Because of a quirk of collective bargaining, all of the NBA moves you’ve been hearing about since Sunday at midnight do not become official until Friday at noon, which means that there is at least a chance that LeBron James will look at the Lakers bringing in JaVale McGee, Rajon Rondo, and Lance Stephenson to play alongside him, say, “Aw, hell no,” and go play with the 76ers or something. It’s about the same chance as all those ideas people had between November 2016 and January 2017 to stop Donald Trump from taking office. But, since these words are being written before noon on Friday, that caveat must be issued.
Likewise, the response move of the two-time defending champion Golden State Warriors, the addition of four-time All-Star DeMarcus Cousins – essentially to replace McGee, which is bonkers – still is not, as of this writing, official. But that does not matter, because Golden State adding Cousins changes absolutely nothing.
In May 2015, when Golden State was on its way to winning its first of three titles in the last four years, FiveThirtyEight explained “How The Golden State Warriors Are Breaking The NBA.” The following February, GQ took it a step further, proclaiming, “The Golden State Warriors Are So Good They’re Ruining the NBA.” The Cavaliers rallied to defeat the Warriors in that year’s Finals, so in June 2017, it became a question, from FiveThirtyEight, “Are The Warriors Ruining Basketball?” This May, the focus came clearer, as Toronto Star columnist Bruce Arthur laid it at the feet of one man, “Kevin Durant, who has ruined basketball.” The next two sentences of Arthur’s column walked that line back somewhat, but it doesn’t matter. We’re three years into this now, and this week it was MLive.com with the big question that’s been asked before, “Are the Golden State Warriors ruining the NBA?”
It’s a fun thought exercise, and a discussion topic that’s good for media business, because saying the Warriors ruined/are ruining/will ruin the NBA brings out people who agree and are angry because their team isn’t the Warriors, as well as riling up Warriors fans and getting a large number of hate-clicks because of that.
But what if everyone is wrong? What if the Warriors are breaking the NBA, but not actually ruining it, if that makes sense?
The most-watched NBA Finals in history was in 1998, capped by the most-watched Finals game in history in Game 6, as nearly 36 million Americans watched Michael Jordan lead the Bulls to a sixth championship in eight years – a dynasty interrupted only because Jordan took off in between three-peats to play some minor league baseball. The 1998 Finals were a rematch of the previous year’s Bulls-Jazz series, too, so it’s silly to pretend that the same teams being there repeatedly is a real problem.
What stunk about this year’s Finals wasn’t just that it was a sweep, but that the Cavaliers were so badly overmatched, to the point that it really did feel like watching James try to take down Golden State all by himself. And if Cleveland hadn’t blown Game 1, who knows how differently things would have played out? (The Warriors would have won in five or six.)

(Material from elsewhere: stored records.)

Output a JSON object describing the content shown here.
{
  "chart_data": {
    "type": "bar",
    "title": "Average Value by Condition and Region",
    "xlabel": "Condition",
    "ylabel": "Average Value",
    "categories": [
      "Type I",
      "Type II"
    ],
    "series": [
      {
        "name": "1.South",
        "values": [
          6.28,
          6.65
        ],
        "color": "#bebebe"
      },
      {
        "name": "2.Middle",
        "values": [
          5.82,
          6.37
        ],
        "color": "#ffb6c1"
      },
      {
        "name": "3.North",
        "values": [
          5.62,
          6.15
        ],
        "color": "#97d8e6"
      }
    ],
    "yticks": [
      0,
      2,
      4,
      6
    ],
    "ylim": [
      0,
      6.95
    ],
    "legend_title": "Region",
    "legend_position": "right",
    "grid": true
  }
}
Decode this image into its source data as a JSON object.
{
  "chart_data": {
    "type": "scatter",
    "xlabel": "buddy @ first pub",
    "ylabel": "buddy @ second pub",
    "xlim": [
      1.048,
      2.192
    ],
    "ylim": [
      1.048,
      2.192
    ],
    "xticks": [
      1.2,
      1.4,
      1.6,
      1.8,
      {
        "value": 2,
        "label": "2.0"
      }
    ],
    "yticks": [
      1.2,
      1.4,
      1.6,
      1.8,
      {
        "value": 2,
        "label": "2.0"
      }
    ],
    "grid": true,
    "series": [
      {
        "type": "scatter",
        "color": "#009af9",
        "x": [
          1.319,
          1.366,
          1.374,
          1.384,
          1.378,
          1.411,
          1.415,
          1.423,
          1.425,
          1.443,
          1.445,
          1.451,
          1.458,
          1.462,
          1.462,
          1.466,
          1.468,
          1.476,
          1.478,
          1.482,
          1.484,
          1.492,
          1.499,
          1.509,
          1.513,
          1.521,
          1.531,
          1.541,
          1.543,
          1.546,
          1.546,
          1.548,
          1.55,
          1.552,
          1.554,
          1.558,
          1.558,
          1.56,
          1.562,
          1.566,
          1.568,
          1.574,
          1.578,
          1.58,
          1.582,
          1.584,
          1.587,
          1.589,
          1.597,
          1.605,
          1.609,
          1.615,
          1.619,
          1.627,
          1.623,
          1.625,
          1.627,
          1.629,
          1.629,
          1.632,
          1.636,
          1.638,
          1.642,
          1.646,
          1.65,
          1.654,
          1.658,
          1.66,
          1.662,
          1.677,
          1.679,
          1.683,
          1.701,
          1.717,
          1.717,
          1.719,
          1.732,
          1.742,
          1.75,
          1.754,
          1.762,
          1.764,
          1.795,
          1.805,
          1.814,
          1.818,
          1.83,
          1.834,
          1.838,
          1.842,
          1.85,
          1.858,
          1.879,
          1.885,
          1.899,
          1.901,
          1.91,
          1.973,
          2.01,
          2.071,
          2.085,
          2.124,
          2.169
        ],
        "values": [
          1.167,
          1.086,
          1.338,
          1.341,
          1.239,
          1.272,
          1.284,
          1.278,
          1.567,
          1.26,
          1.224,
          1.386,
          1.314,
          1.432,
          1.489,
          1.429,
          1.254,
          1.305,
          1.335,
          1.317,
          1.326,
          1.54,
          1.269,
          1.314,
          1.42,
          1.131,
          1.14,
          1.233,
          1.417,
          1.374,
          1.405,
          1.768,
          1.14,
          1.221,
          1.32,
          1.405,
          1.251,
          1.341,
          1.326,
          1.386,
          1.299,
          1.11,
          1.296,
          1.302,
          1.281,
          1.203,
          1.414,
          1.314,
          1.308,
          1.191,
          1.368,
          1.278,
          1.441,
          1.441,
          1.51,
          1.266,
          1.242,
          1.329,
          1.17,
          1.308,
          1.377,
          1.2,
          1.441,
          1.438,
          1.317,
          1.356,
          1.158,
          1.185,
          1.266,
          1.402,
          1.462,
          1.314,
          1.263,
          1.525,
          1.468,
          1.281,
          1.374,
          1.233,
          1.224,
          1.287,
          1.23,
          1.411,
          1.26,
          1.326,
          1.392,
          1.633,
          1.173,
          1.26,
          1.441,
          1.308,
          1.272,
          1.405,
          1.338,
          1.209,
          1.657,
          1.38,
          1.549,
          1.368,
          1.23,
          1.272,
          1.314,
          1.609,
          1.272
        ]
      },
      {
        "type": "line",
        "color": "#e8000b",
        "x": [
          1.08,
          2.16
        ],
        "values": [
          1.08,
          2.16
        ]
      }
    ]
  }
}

With a sweep, the ratings for this year’s Finals were the lowest of any of the four Warriors-Cavaliers encounters, and that can be one of the sources of hand-wringing. But even with a sweep denying ABC the chance to get into the part of a series that tends to get higher ratings, the 17.56 million average viewership was higher than any non-Warriors/Cavs Finals in the post-Jordan era with the exception of 2001 (Lakers-76ers), 2004 (Pistons-Lakers), and 2010 (Lakers-Celtics).
People will tune in to the Finals next year to see if whatever non-Cleveland team represents the East in the Finals can take down the Warriors? And remember, for as supposedly untouchable as Golden State already was, it took Chris Paul being injured and the Rockets missing 27 consecutive three-pointers in Game 7 of the Western Conference Finals to give the Warriors the chance to sweep Cleveland.
If there’s a Lakers-Warriors series along the way, that’s going to do boffo ratings, too, with LeBron once again taking a crack at basically going one-on-five, because, seriously, what on earth are they doing there?
The health of the rest of the league? There are at least four teams in the West who can start a series against Golden State, acknowledge that the odds might be against them, but know that beating them isn’t impossible. Then there’s a wide open Eastern Conference, which is better at the top than people realize, and has a budding renewal of a classic rivalry with Boston-Philly, and whoever winds up going to the Finals can at least hope that running through a gauntlet in the West wears down Golden State to the point where they can be picked off.
Or the Warriors will win again, furthering a dynasty that may leave a lot of people frustrated, but certainly is not ruining the NBA.